The 30′s and 40′s, oh là là! How glamorous. It was all about gangsters and European snobs who really knew how to dance and enjoy life in Côte d’Azur.

The 50′s were the last decade of the past. Then, everything turned into a rollercoaster.

The 60′s and 70′s changed the way we perceive the world: music, rights, people’s power and art. From Jean Luc Godard to Andy Warhol, from Woodstock to the Moon.

Then the 80′s (what a strange decade, wasn’t it?) and the 90′s, where everything was about repetition and imitation but with a particular sense of style. And, yes, MTV and the indie film revolution (thank you, Harvey).

The 20th century was a century. This may sound as an obvious remark but what I mean is that it was built upon decades. Every ten years, everything changed. Every new decade, a new generation was born, claiming for new rights, dressing new fashion clothes, cutting their hair with a different style. The babyboomers, generation x, generation y, and so on, they all had a full decade to spot what was new upon the early adopters, criticize it and then adopt it as religion. To build their own zeitgeist.

The other day I realized, all of a sudden, that we were in 2012. The 20′s all over again. But what happened between 2000 and 2010? Can you name a musical style that belong specifically to that decade? A clothing style? A new slang?

Decades are not decades anymore.

The world turned into a giant Tumblr. A mix of styles, from Shangai to Maui. From LA to Tahrir square. From the hipsters to teenagers making real money on Youtube. Camhores and 4channers, desintermediated musicians and low-cost-filmmakers. Football holligans and apple fanboys. Suicide girls. Douglas Coupland. Lana del Rey (bluff or genius?). All those moments will be lost in time, like tears in the rain.
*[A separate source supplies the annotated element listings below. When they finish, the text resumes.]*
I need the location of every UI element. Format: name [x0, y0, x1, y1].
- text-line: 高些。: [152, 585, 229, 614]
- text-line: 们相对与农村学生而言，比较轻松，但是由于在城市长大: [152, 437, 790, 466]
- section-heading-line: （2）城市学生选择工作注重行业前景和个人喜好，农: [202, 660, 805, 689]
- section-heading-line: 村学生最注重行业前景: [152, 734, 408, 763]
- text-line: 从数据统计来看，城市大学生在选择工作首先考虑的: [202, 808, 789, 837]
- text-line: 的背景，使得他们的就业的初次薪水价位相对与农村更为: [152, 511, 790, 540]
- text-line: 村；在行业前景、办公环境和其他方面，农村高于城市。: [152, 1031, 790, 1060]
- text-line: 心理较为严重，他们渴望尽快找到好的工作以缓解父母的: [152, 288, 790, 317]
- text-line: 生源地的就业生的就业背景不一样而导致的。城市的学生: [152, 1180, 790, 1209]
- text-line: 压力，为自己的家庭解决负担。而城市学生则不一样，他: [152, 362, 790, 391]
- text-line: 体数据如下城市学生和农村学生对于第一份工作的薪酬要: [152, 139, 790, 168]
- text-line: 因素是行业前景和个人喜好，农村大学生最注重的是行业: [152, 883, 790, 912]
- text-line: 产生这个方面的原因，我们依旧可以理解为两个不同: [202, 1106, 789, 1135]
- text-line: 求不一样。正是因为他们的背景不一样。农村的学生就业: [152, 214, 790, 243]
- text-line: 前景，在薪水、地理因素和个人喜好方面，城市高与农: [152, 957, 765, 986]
I look throughout the window of a train that has been moving forward for too long now and I see a series of neatly parked garbage trucks and I think of Tokyo (“Stay here with me. We’ll start a jazz band”).

Moby plays a private concert inside my three-hundred-dollar-noisecancelling-earphones and I remember a post I read from Nacho Vigalondo where he challenged the reader to imagine a scenario where the world ends in calm, without big catastrophes, explosions and waves. Just… well, ends. With the sun going down the horizon line, melting. In calm and silence. Without drama.

The pictures of such an apocalypse will probably be taken on Instagram and uploaded in real time.

So decades are not decades anymore. Now we have a collage of things. Five year decades. Two minute decades. Your 15 minutes of fame and the perfect age of mechanical reproduction. Benjamin, sorry pal, you didn’t mean Warhol, you meant the Internet.

  1. The emptiness of such a loaded decade. And still… we, the youngsters. The ones taking the world by assault. The redefined beatniks. We have tons of love to give away (nicely packed in colored MDMA pills ready to deliver).

My feeling is that time is collapsing. The past is not the past anymore. Neither the future. Instead, everything works at the same time now. The past is half an hour ago. The future is a couple of minutes away from this moment (“The future is now” slogan printed in a giant Blade Runner billboard reminds us that we have to just do it. Impossible is nothing. Have a break. Have it your way. Do you like to drive?)

We have the world in our hands for the first time in History. We can do everything we want to. We can be whoever we want to be. Or not be at all. What are we gonna do with all this? (with great power comes great responsibility Spidey).

Truth is… the only thing I want right now is to see you underwater. Take a picture. Post it on my Tumblr. Have another aspirin. Eat that toast. Drink my coffee. Enjoy my Sunday morning.